Quote:The paper, due to appear in the Journal of Personality and Social Psychology before the end of the year, is the culmination of eight years' work by Daryl Bem of Cornell University in Ithaca, New York. "I purposely waited until I thought there was a critical mass that wasn't a statistical fluke," he says.
8 years wasted?
You be the judge.
here
So, anyway, if such a thing were true how would you apply it to betting?
As far as betting goes, I think we've been conducting this experiment for quite some time now, every time someone bets on a future outcome. If there was some kind of resonance from the future back to the present, then logically, overall results for the players would exceed expectation--even if only a small percentage of players were able to perceive that resonance. But players' predictive abilities seem to be no more than what randomness would suggest.
That said, I don't think it's theoretically impossible to perceive the future. Practically, perhaps. But I hesitate to say even that.
Quote: EvenBobThe problem with perceiving the immediate future is you would have no idea when you're doing it, so it would be useless.
Not necessarily. Others on this board have mentioned having a "feeling" that they should bet 12 on a craps table (and reported making money).
The next step in the Scientific process is to see if anyone else can produce the same results in an independent experiment, and the article already admits this has had one failure, albeit inconclusive due to the "online" factor perhaps. It does look like "dozens" of other proper experiments will be saying yay or nay very soon.
If not a hoaxer, perhaps something in his methodology is not right. I think we gamblers can definitively say we have run trillions of experiments of our own on this, all failing ultimately!
Quote: odiousgambitIt seems an odd thing to do, but the researcher could be perpetrating a hoax. He wants to go on TV and sell books?
The next step in the Scientific process is to see if anyone else can produce the same results in an independent experiment, and the article already admits this has had one failure, albeit inconclusive due to the "online" factor perhaps. It does look like "dozens" of other proper experiments will be saying yay or nay very soon.
If not a hoaxer, perhaps something in his methodology is not right. I think we gamblers can definitively say we have run trillions of experiments of our own on this, all failing ultimately!
Even if it is a hoax, it can provoke some nontraditional thinking, without which many "outlandish" concepts that turned out to be perfectly valid would never have been considered in the first place.

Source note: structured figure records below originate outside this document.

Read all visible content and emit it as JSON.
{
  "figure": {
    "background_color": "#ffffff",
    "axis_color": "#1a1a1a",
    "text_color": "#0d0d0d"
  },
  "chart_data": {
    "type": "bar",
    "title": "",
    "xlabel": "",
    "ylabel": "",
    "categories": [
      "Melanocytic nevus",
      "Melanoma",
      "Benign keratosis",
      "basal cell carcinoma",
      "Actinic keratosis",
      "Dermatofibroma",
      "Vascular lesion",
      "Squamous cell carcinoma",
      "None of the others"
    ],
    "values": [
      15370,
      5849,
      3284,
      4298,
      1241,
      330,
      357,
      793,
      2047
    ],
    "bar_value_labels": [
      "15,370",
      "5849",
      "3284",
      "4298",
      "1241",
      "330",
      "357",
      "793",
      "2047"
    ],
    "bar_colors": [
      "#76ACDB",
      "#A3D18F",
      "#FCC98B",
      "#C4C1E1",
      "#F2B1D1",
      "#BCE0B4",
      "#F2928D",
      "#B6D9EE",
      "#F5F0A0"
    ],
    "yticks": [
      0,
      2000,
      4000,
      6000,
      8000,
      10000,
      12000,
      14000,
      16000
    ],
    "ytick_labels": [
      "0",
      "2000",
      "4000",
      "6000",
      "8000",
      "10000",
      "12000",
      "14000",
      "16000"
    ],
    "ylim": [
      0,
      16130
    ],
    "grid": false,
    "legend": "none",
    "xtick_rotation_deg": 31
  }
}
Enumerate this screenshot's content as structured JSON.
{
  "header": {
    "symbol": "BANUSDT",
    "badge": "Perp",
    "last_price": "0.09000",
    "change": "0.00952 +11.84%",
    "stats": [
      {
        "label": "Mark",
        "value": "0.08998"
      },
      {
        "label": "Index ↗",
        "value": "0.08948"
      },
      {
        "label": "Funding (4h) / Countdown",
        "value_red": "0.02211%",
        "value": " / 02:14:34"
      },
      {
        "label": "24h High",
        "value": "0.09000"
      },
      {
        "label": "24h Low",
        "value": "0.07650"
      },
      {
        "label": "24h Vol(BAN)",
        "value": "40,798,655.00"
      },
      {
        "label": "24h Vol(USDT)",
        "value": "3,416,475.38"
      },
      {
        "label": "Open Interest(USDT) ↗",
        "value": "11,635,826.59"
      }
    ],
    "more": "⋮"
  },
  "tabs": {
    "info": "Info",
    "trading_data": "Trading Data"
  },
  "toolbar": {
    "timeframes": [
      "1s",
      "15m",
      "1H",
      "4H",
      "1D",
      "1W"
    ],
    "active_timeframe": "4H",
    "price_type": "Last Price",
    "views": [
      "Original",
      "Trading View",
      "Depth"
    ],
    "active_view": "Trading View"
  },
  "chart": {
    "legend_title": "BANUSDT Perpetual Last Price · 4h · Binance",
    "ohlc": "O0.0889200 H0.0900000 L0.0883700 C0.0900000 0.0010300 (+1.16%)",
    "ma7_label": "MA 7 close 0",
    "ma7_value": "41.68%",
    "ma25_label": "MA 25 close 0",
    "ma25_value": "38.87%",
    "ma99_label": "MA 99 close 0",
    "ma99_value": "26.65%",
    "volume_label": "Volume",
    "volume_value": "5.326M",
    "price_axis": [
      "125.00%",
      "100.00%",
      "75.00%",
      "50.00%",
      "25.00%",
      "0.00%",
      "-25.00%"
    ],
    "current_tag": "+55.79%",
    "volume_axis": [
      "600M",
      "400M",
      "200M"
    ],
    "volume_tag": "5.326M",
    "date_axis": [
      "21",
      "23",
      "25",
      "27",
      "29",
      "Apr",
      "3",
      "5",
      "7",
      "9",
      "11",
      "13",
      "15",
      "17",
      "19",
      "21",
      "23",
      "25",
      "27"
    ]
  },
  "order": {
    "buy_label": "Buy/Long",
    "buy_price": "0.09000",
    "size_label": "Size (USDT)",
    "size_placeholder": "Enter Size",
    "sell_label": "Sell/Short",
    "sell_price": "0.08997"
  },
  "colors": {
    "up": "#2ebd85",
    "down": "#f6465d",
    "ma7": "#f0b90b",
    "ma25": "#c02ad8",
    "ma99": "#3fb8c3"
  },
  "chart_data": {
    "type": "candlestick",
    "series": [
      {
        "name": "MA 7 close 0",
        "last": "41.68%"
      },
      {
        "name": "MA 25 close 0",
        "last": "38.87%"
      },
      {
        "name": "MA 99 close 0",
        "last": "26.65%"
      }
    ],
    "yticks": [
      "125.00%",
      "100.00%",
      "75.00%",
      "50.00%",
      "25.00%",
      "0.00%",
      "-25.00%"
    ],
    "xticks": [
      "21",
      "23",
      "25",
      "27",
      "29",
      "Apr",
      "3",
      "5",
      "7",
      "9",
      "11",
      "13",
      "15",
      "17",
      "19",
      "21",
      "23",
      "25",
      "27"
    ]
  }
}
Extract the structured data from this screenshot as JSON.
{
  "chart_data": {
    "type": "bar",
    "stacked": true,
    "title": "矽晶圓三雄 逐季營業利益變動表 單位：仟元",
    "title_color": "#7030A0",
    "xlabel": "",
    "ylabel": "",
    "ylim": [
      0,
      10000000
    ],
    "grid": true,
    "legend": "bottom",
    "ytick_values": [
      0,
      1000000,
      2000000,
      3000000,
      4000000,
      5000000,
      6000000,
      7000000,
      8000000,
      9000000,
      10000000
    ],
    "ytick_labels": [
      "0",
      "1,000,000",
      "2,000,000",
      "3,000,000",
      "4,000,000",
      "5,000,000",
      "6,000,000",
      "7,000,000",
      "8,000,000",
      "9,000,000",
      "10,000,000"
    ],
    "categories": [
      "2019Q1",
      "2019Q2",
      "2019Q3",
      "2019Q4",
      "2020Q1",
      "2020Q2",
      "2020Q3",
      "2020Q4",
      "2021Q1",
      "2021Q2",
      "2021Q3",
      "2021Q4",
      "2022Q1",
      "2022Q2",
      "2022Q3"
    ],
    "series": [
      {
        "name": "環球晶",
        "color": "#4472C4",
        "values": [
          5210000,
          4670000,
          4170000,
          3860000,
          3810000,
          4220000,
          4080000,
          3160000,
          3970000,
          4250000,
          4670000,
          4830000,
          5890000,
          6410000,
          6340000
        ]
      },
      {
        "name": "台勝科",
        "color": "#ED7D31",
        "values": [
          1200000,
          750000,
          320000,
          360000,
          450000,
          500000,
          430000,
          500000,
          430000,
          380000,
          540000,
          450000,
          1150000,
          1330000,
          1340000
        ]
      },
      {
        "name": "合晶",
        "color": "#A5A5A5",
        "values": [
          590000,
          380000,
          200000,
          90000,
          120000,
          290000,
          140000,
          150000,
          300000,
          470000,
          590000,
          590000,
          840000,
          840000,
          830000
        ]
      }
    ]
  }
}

If it is a serious attempt to find out the truth, I applaud it for a similar reason, especially since the experimenter would have to endure hoots, catcalls, and thrown fruit from people who can't conceive of phenomena that may exist outside their realm of perception or belief sphere. I think his data and his premise are probably baseless, but why not let him muck around? There's at least SOME (non-zero) chance that he may uncover some kind of new insight.
That said, I think it is absolutely impossible for time to transmit "from the future", and I think in the end, some flaw in the experiment will be found.
That's because in my view, the past and future is just a perception to us. Our memory uses the past to remember and takes the lessons we learn to try to predict the future. There really is no past or future. Time is now. We can't rewind time and we can't fast forward it without passing through the points in between. The predictive nature of coordinates is based on the laws of Newton and Einstein which accurately can produce a prediction of where an object will be based on its current passage through space-time.
Quote: boymimboPersonally, for me time is a perceived dimension. When we make a measurement, we measure coordinates x, y, and z and time t. Quantum mechanics aside you get can't from any one coordinate to any other without passing through the other ones. An object must travel through space to get to another coordinate. The time it takes to get to that coordinate is the velocity, and that velocity is measured in distance / time.
That said, I think it is absolutely impossible for time to transmit "from the future", and I think in the end, some flaw in the experiment will be found.
That's because in my view, the past and future is just a perception to us. Our memory uses the past to remember and takes the lessons we learn to try to predict the future. There really is no past or future. Time is now. We can't rewind time and we can't fast forward it without passing through the points in between. The predictive nature of coordinates is based on the laws of Newton and Einstein which accurately can produce a prediction of where an object will be based on its current passage through space-time.
But if what you're saying is true, we should eventually be able to view what we wrongly call "the future".
Quote: boymimbo
That said, I think it is absolutely impossible for time to transmit "from the future",
The only way it would work is if time is different than we perceive it and the future isn't really the future, but exists already and we don't see it.